De qualquer modo, Hegel carrega consigo o rótulo de ser um liberal, numa intensidade até maior que seus contemporâneos, mesmo que ele não tenha sido um defensor da democracia e sim da monarquia. Como modelo de um regime socio-político-econômico para representar um Estado ideal, Hegel diz que o império Germânico de sua época demonstrou ser o mais apto para essa função. A história já haveria selecionado esse meio para realizar-se na busca pelos seus ideais de liberdade. Não entremos nos detalhes desse sistema, pois o que importa para as nossas pretensões, nesse aspecto, é uma noção geral do que seria o Estado para Hegel, e em que condições gerais, no que tange ao seu regime governamental, ele estaria cumprindo o seu papel enquanto meio para a ação de uma razão imanente rumo ao atingimento de sua meta.

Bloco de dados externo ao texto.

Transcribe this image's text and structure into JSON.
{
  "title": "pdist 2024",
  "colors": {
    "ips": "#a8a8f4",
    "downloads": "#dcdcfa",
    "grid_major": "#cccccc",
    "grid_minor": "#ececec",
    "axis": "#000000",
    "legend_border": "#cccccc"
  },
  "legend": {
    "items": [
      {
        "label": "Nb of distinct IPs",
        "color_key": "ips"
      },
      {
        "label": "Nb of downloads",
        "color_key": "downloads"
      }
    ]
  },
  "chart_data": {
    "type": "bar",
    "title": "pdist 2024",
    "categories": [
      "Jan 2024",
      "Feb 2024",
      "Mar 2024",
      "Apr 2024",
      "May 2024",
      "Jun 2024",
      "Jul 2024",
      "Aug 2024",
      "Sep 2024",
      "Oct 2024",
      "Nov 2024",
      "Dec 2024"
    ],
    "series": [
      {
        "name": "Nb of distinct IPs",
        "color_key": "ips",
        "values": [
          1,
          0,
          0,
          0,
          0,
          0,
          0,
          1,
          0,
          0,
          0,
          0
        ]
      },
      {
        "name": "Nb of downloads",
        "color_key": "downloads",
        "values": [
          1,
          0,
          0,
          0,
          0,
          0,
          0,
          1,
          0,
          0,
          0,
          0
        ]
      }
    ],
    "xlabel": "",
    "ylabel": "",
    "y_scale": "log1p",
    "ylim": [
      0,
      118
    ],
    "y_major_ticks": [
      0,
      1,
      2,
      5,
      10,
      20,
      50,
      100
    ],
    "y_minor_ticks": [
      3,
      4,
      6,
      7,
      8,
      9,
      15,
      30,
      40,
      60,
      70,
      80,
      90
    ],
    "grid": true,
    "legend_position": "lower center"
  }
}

Francis Fukuyama e a pós-história5. sob a égide da democracia liberal

Até aqui, houve um esforço para demonstrar resumidamente como funciona o sistema de Hegel na tentativa se ter uma mínima compreensão de sua filosofia da história. O resgate de algumas das proposições de Hegel deve nos permitir avançar quase dois séculos, atalhando o caminho na busca pelo entendimento do que podemos chamar de “uso extremo de suas ideias” por um de seus mais controversos herdeiros contemporâneos, o filósofo americano Francis Fukuyama, que se apossa desse conceito de história para dizer em letras garrafais que a história, segundo a compreensão hegeliana, teria chegado ao seu término ainda no final do século passado, não exatamente por meio da fixação de um sistema governamental monárquico constitucional como o filósofo alemão sustentava, mas sim por meio de um regime de Estado democrata liberal.

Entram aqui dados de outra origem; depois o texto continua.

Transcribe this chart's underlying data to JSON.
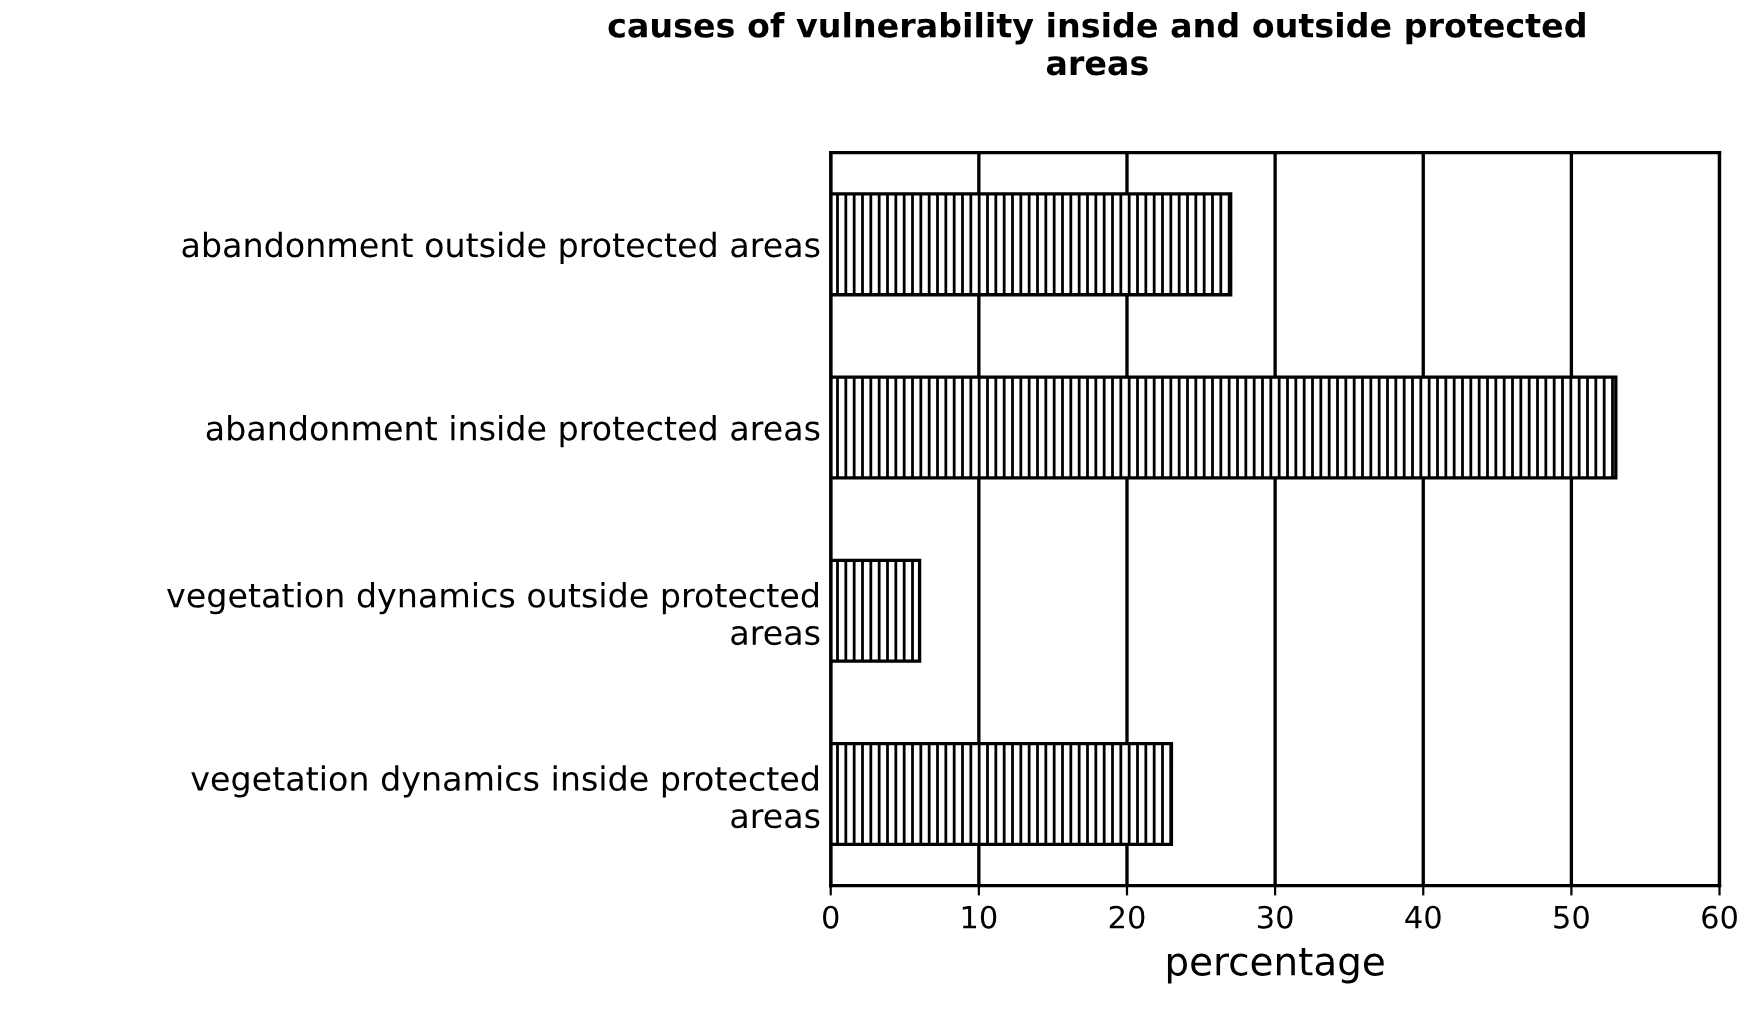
{
  "chart_data": {
    "type": "bar",
    "orientation": "horizontal",
    "title": "causes of vulnerability inside and outside protected\nareas",
    "xlabel": "percentage",
    "categories": [
      "abandonment outside protected areas",
      "abandonment inside protected areas",
      "vegetation dynamics outside protected\nareas",
      "vegetation dynamics inside protected\nareas"
    ],
    "values": [
      27,
      53,
      6,
      23
    ],
    "color": "#000000",
    "xlim": [
      0,
      60
    ],
    "xticks": [
      0,
      10,
      20,
      30,
      40,
      50,
      60
    ],
    "grid": "x"
  }
}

Na intervenção de Fukuyama, as relações foram invertidas, ocupando a história e a política o primeiro plano, de forma enfática, com as referências filosóficas formando uma espécie de entretela subjacente. A tese central de seu original ensaio propõe, é claro, que a humanidade atingiu o ponto final de sua evolução ideológica com o triunfo da democracia liberal ocidental sobre todos os seus concorrentes no final do século XX. (PERRY, 1992, p. 11)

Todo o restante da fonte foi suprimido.